La crise au Mali traverse une nouvelle phase critique, et la voix d’Alioune Tine, ancien expert indépendant des Nations unies sur la situation des droits humains dans le pays, pèse dans le débat régional. Le défenseur sénégalais des droits humains, fondateur du think tank Afrikajom Center, a livré ce lundi une analyse au vitriol sur la dégradation continue de la situation malienne. Son diagnostic, énoncé sans précaution diplomatique, dessine le portrait d’un État sous pression croissante, confronté à une insécurité qui gagne du terrain et à un isolement diplomatique préoccupant.
Un diagnostic sans complaisance sur la transition malienne
Pour Alioune Tine, la trajectoire empruntée par les autorités de transition à Bamako appelle un examen lucide. L’ancien expert onusien estime que les marges de manœuvre des dirigeants maliens se réduisent à mesure que les fronts s’accumulent. La pression djihadiste, le recul de l’État dans plusieurs régions et les tensions persistantes avec une partie de la communauté internationale forment un faisceau d’indicateurs convergents. Cette lecture rejoint celle de plusieurs analystes sahéliens qui décrivent un Mali fragilisé sur ses fondamentaux régaliens.
Le défenseur des droits humains insiste sur la dimension politique de la crise. Au-delà des opérations militaires et des recompositions d’alliances, c’est la nature même du contrat social qui se trouve interrogée. La suspension de partis politiques, le rétrécissement de l’espace civique et les interrogations sur le calendrier de retour à un ordre constitutionnel normal constituent, selon lui, autant de signaux préoccupants.

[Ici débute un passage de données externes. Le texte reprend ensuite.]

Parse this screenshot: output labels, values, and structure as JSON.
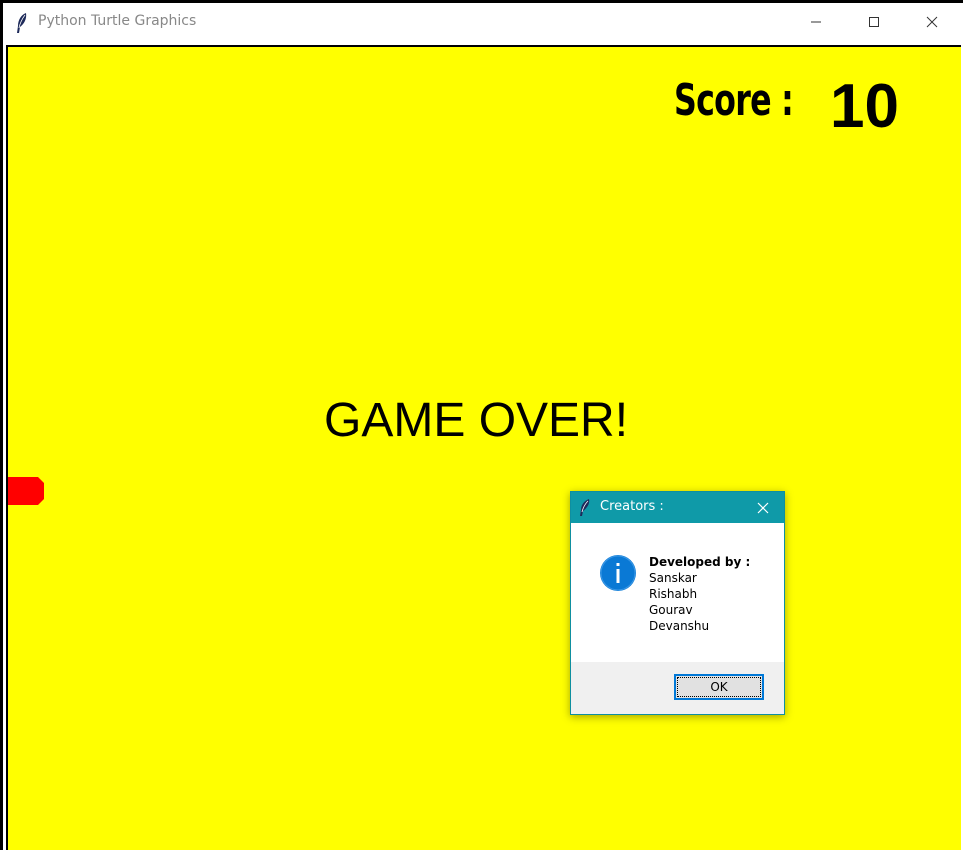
{
  "window": {
    "title": "Python Turtle Graphics",
    "icon": "feather-icon",
    "controls": [
      "minimize-icon",
      "maximize-icon",
      "close-icon"
    ]
  },
  "game": {
    "background_color": "#ffff00",
    "score_label": "Score :",
    "score_value": "10",
    "game_over_text": "GAME OVER!",
    "snake_color": "#ff0000"
  },
  "dialog": {
    "title": "Creators :",
    "titlebar_color": "#0f9aa8",
    "icon": "info-icon",
    "message_lines": [
      "Developed by :",
      "Sanskar",
      "Rishabh",
      "Gourav",
      "Devanshu"
    ],
    "ok_label": "OK"
  }
}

Cette grille d’analyse, portée par une figure reconnue du panafricanisme des droits humains, contraste avec la communication officielle des autorités maliennes.
Sécurité, souveraineté et recomposition régionale
L’autre versant du diagnostic touche à la souveraineté sécuritaire. Depuis le départ de la Mission multidimensionnelle intégrée des Nations unies pour la stabilisation au Mali (MINUSMA) et la rupture avec la force française Barkhane, Bamako a misé sur de nouveaux partenariats, notamment avec la Russie via le déploiement de combattants liés à la galaxie Wagner, devenue Africa Corps. Or, les attaques dans le nord et le centre du pays continuent de se multiplier, et plusieurs localités stratégiques font l’objet d’opérations menées par les groupes armés affiliés à Al-Qaïda et à l’État islamique. Le pari du repositionnement militaire n’a pas, à ce stade, produit le sursaut sécuritaire escompté.
La création de l’Alliance des États du Sahel (AES) avec le Burkina Faso et le Niger, suivie du retrait formel de la Communauté économique des États de l’Afrique de l’Ouest (CEDEAO), a redessiné l’architecture régionale. Pour Alioune Tine, cette recomposition, si elle traduit une volonté d’émancipation assumée, expose aussi les trois États à un risque d’enclavement diplomatique et économique. Les chaînes logistiques, les flux financiers et la coopération sécuritaire transfrontalière reposent largement sur les corridors ouest-africains. Toute fragilisation durable de ces interconnexions pèsera sur les économies sahéliennes.
Une alerte adressée à l’ensemble du Sahel
L’analyse de l’ancien expert onusien dépasse le seul cadre malien. Elle interpelle un Sahel pris dans une spirale où s’entremêlent gouvernance contestée, économies de prédation, jeunesse sans perspective et offensives djihadistes. La situation humanitaire, marquée par des déplacements internes massifs et une insécurité alimentaire chronique, ajoute une dimension sociale à la crise sécuritaire. Plusieurs millions de personnes vivent désormais dans des zones où l’accès des organisations d’aide est entravé.
Reste la question du dialogue. Alioune Tine plaide de longue date pour des processus inclusifs, associant acteurs politiques, société civile, autorités religieuses et représentants des communautés. La voie strictement militaire, défendue par les régimes de transition, n’a pas démontré sa capacité à pacifier durablement les territoires. Le diagnostic posé ce lundi sonne donc comme un appel à la lucidité adressé autant aux dirigeants sahéliens qu’à leurs partenaires extérieurs, à l’heure où les fenêtres de stabilisation paraissent se refermer. Selon PressAfrik.